Protokoll der Sitzung vom 16.09.2009

Meine Damen und Herren, werte Kolleginnen und Kollegen! Ich stelle die Beschlussfähigkeit des Hauses fest.

Zur Tagesordnung: Erledigt sind die Punkte 1 bis 4, 7 und 31.

Herr Rudolph hat für die SPD-Fraktion mitgeteilt, dass Tagesordnungspunkt 33, der Antrag der SPD-Fraktion zur A 49, zur abschließenden Beratung dem Ausschuss für Wirtschaft und Verkehr überwiesen werden soll.

Eingegangen ist ein Dringlicher Entschließungsantrag der Fraktion BÜNDNIS 90/DIE GRÜNEN betreffend Arbeitsmarktreform dringend weiterentwickeln, Drucks. 18/1105. Die Dringlichkeit wird bejaht? – Das ist der Fall. Dann wird dieser Dringliche Entschließungsantrag Tagesordnungspunkt 76 und kann mit Tagesordnungspunkt 43 zum gleichen Thema aufgerufen werden. – Ich sehe Einverständnis. Dann machen wir das so.

Zum Ablauf der Sitzung. Wir tagen vereinbarungsgemäß heute bis 18 Uhr bei einer Mittagspause von zwei Stunden.Wir beginnen mit den Haushaltslesungen. Das ist Tagesordnungspunkt 6 a und b. Dazu wird Tagesordnungspunkt 75 aufgerufen.
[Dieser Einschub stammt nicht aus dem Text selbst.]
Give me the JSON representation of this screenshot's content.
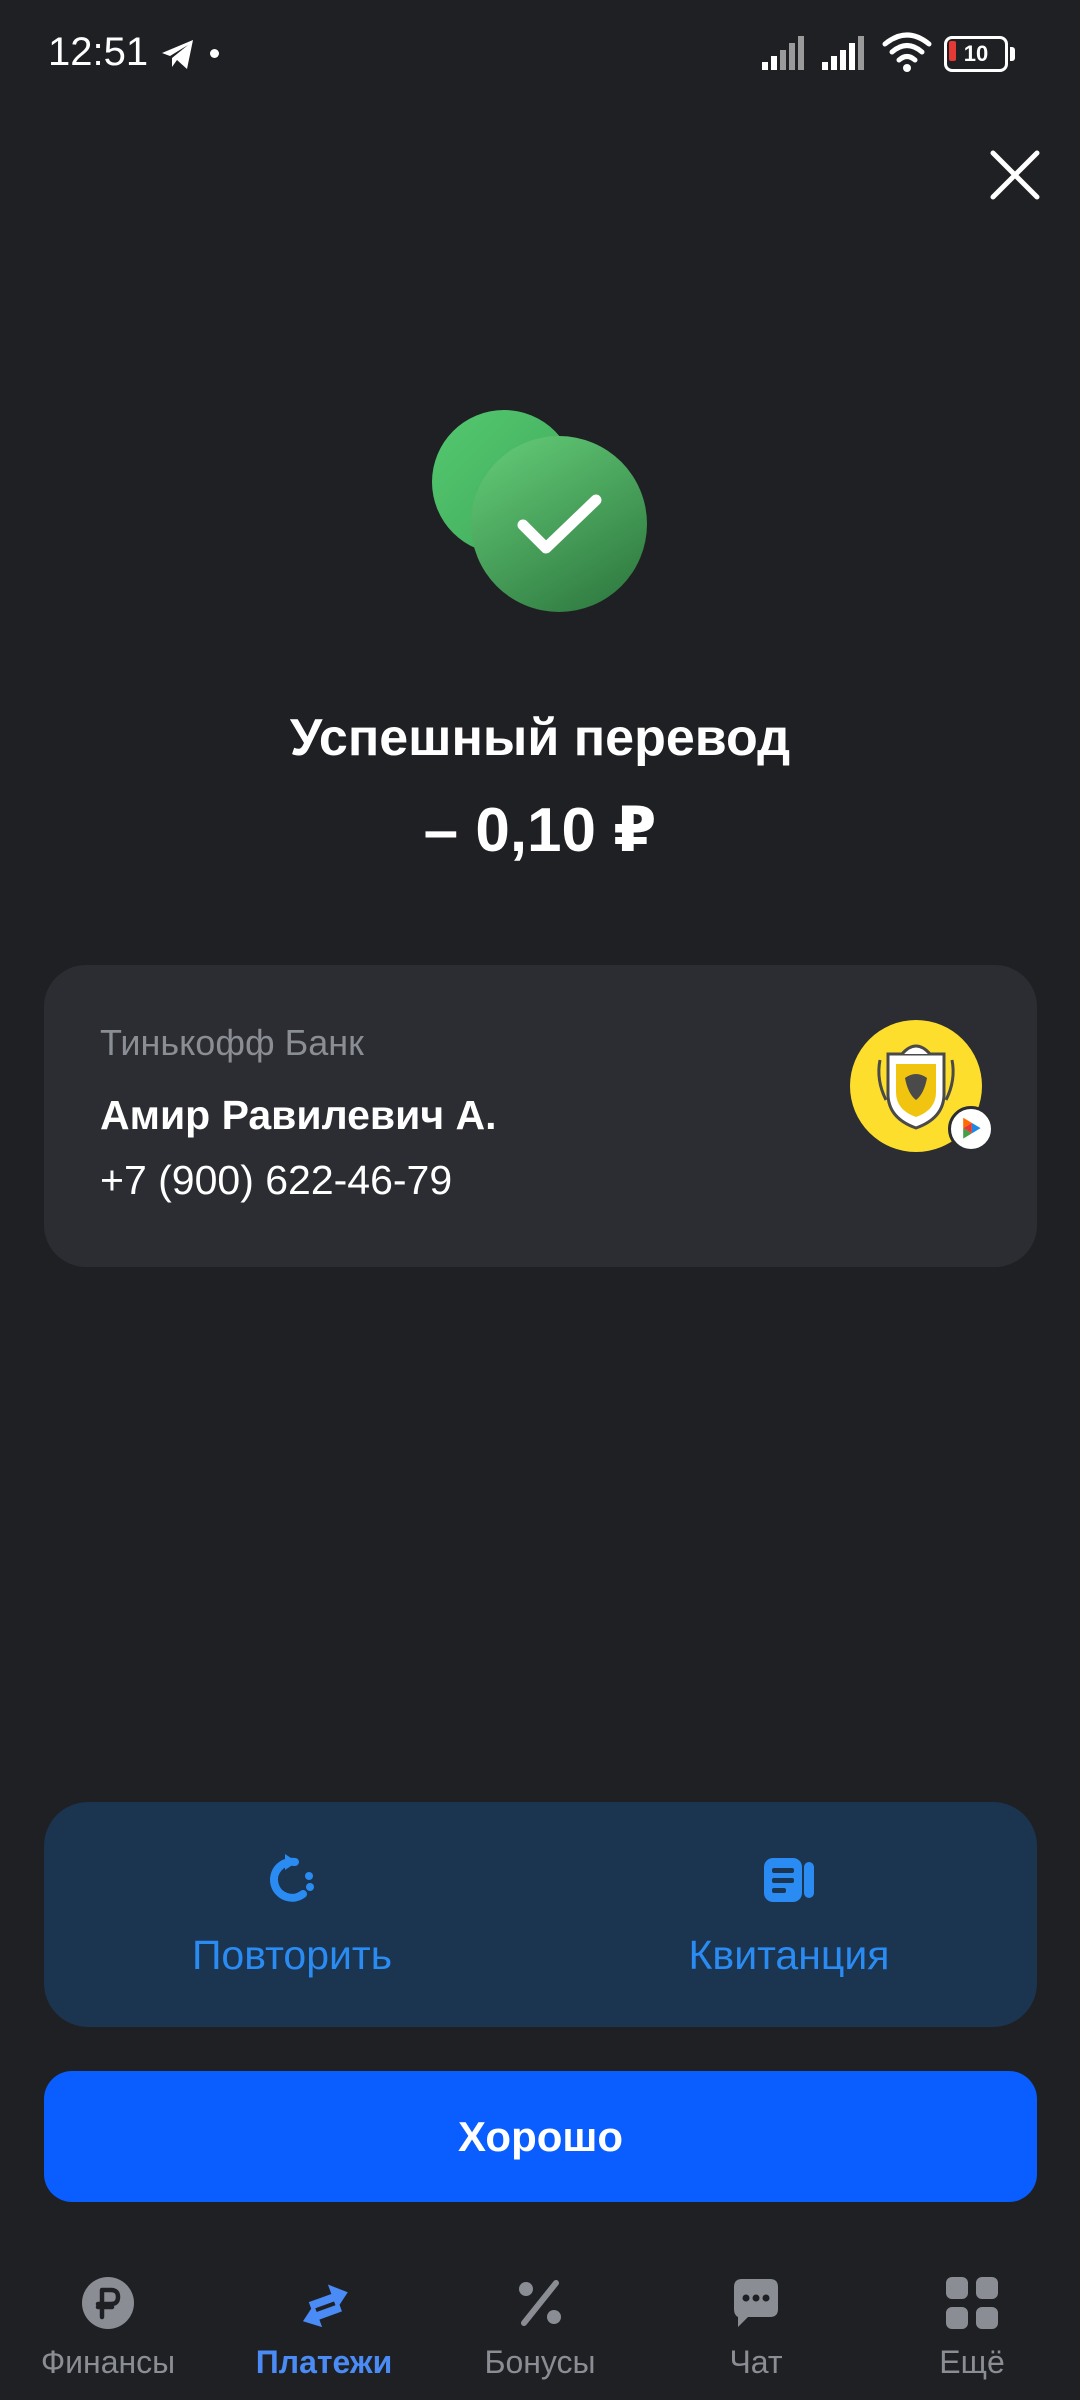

Danach folgt Tagesordnungspunkt 26, Entschließungsantrag der SPD-Fraktion betreffend grünes Licht für den Ausbau des Frankfurter Flughafens. Dazu werden die Tagesordnungspunkte 27 und 39 aufgerufen. Nach der Mittagspause beginnen wir mit Tagesordnungspunkt 43.

Ich darf darauf hinweisen, dass wir in der Mittagspause gegen 13 Uhr eine Ausstellung zum Thema Mauerfall eröffnen werden. Das Grenzmuseum Schifflersgrund und ein Apitz-Gemälde werden vorgestellt. Ich lade Sie alle dazu herzlich ein.

Es müsste heute auf Ihren Plätzen der Taschenkalender 2010 des Hessischen Landtags vorliegen. – Das ist so.

Weiterer Hinweis: Heute Abend um 19:30 Uhr spielt unsere Fußballmannschaft gegen die Mannschaft der Stadtverordneten Wiesbaden in Wiesbaden-Bierstadt. Wir wünschen allen Beteiligten Spaß und Erfolg – sicherlich erneut für einen guten Zweck.

Ich weise darauf hin, dass zu Beginn der Mittagspause um ca. 13 Uhr der Haushaltsausschuss in Raum 510 W tagt.

Dann darf ich noch zwei sehr erfreuliche Daten mitteilen, nämlich zwei – eine Kollegin und ein Kollege – haben heute Geburtstag. Herzlichen Glückwunsch, Frau Hammann,

(Allgemeiner Beifall)

und herzlichen Glückwunsch, Herr Grumbach.

(Allgemeiner Beifall)

Es sind Blumen da, wird mir mitgeteilt. Dann würde ich vorschlagen,dass Sie bitte zu Herrn Grumbach gehen und Herr Utter zu Frau Hammann. Dann haben wir das, was Gender angeht, richtig gemacht.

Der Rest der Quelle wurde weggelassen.